JAMES MADISON: COMMANDER IN CHIEF (627 pp.)—Irving Brant—Bobbs-Merrill ($7.50).
The enemies of the fourth President of the U.S. called him “little Jemmy,” or “his little majesty,” or “withered little apple-John.” Declared one editorial writer: “His heart is petrified and hard as marble. His body is torpid, and he is without feeling.”
Even his greatest admirers would admit that James Madison was not an imposing figure of a man. Standing only 5 ft. 6 in., the slightly built Madison appeared to be even shorter, and his face wore a look of perpetual perplexity. The shy son of a well-to-do Virginia planter, Madison early began to seek consolation in books, developed a deft, concise writing style by the time he graduated from Princeton in 1771 and set out on a career of molding men’s minds rather than swaying their passions.
Friendly Neighbor. At the constitutional convention in 1787, James Madison was a quiet champion of a strong central government. His voluminous notes were by far the best record taken of the convention. When some states balked at ratifying the Constitution, Madison helped Alexander Hamilton and John Jay in writing some of the most cogent political propaganda in U.S. history—the anonymous articles called the Federalist papers.
From 1789 to 1797, Madison served in the House of Representatives that he had helped set up, found time to marry a buxom widow named Dolley Todd, and, with honors enough for any bookish man, retired to Virginia to lead the life of a gentleman farmer. But when Thomas Jefferson became President in 1801, he summoned his good friend Madison to become his Secretary of State. And before Jefferson left the presidency in 1809, he successfully named Madison as his successor.

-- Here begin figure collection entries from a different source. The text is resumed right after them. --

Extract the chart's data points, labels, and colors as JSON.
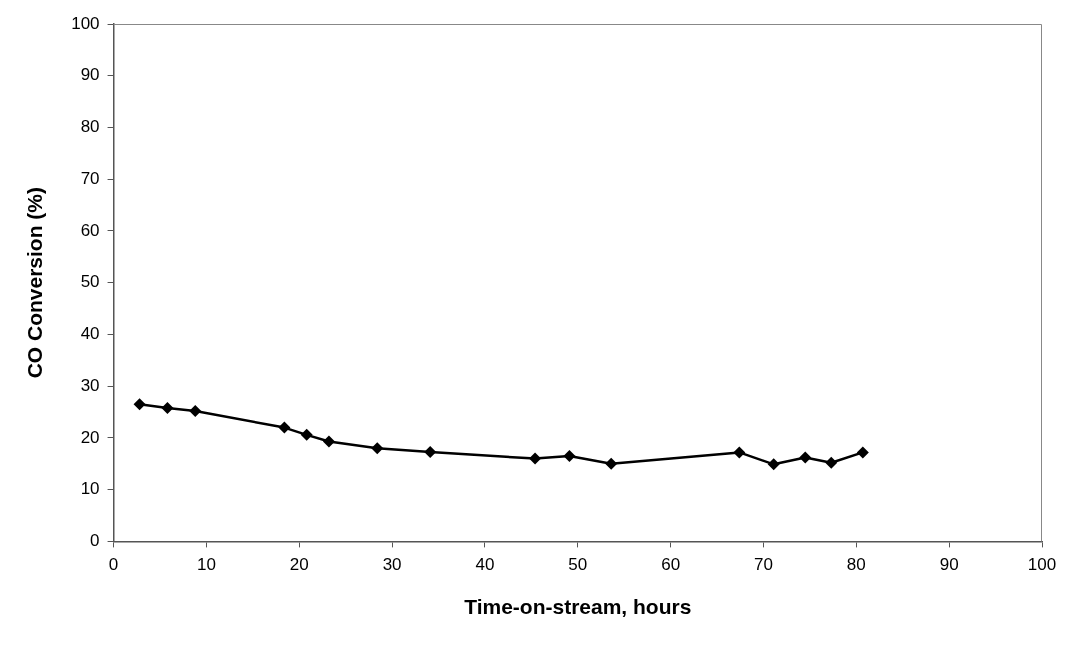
{
  "chart_data": {
    "type": "line",
    "xlabel": "Time-on-stream, hours",
    "ylabel": "CO Conversion (%)",
    "x": [
      2.8,
      5.8,
      8.8,
      18.4,
      20.8,
      23.2,
      28.4,
      34.1,
      45.4,
      49.1,
      53.6,
      67.4,
      71.1,
      74.5,
      77.3,
      80.7
    ],
    "series": [
      {
        "color": "#000000",
        "values": [
          26.5,
          25.8,
          25.2,
          22,
          20.6,
          19.3,
          18,
          17.3,
          16,
          16.5,
          15,
          17.2,
          14.9,
          16.2,
          15.2,
          17.2
        ]
      }
    ],
    "xlim": [
      0,
      100
    ],
    "xticks": [
      0,
      10,
      20,
      30,
      40,
      50,
      60,
      70,
      80,
      90,
      100
    ],
    "ylim": [
      0,
      100
    ],
    "yticks": [
      0,
      10,
      20,
      30,
      40,
      50,
      60,
      70,
      80,
      90,
      100
    ],
    "grid": false,
    "legend": false,
    "marker": "diamond",
    "line_style": "solid"
  }
}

Whisper & Torch. The sixth and final volume of Irving Brant’s massive biography begins as Madison is leading the U.S. into the War of 1812. In the five previous volumes, Brant argued energetically and effectively that Madison was the forgotten Founding Father, a man dehumanized by historians because of his “intellectual powers, his Addisonian style of political writing and his concentration on public affairs.” As proof that he had a more human side, Brant even dug up some mildly salacious poems that Madison had written at Princeton. In his present volume, Brant claims that Madison was also a strong President—and trips over the facts of history.
Madison fought the war mainly to stop British harassing of U.S. shipping. British men-of-war were keeping U.S. ships out of European ports and halting them on the high seas to impress U.S. sailors into the British navy. Madison never did succeed in rallying the nation behind the war. Merchants traded with the enemy throughout the war. Connecticut, Rhode Island and Massachusetts were so opposed to “Mr. Madison’s War” that there was open talk of secession. Madison had no control over Congress, tolerated incompetent subordinates in his Cabinet. A whispering campaign was launched suggesting that he was impotent and that Dolley was unfaithful. Worst of all, Madison suffered the humiliation of having to flee Washington before a British army, which casually put the torch to the White House. At war’s end, Madison did not win a single major concession from the British in the settlement.
Brant concedes all this. In rebuttal, he argues that Madison deserved credit for the victory because he pushed through the construction of the heavily armored ships that won the battles on the Great Lakes and Lake Champlain, and backed the rise of young generals such as Winfield Scott, who finally stopped the British armies. Brant blames historians’ low opinion of Madison as President on a failure to appreciate his “quiet methods” and “an underestimate of the titanic difficulties heaped on him by the refusal of New England to take part in the war.”
Where’s Jemmy? Brant began his spirited defense of Madison in 1938 while he was working as an editorial writer for the now defunct St. Louis Star-Times. The biography soon came to take so much of his time that Brant gave up his journalistic career. “If anyone had told me in 1938 that I would be working on Madison for 23 years, I would have been appalled,” says Brant, now a spry, white-thatched 76. “I should never have started it.”
Brant can still whack out a crackling paragraph in the style of his old newspaper days. But in his sixth volume, as in the previous five, he smothers this talent by his pack-rat compulsion to drag in everything pertaining to Madison and his times, no matter how deadening it may be. Even so, the main weakness of his final book is Madison himself, who was far too small a man for the heroic role that Brant would have him play. At times, in fact, even Author Irving Brant seems to forget about little Jemmy, as page after page goes by without a mention of James Madison.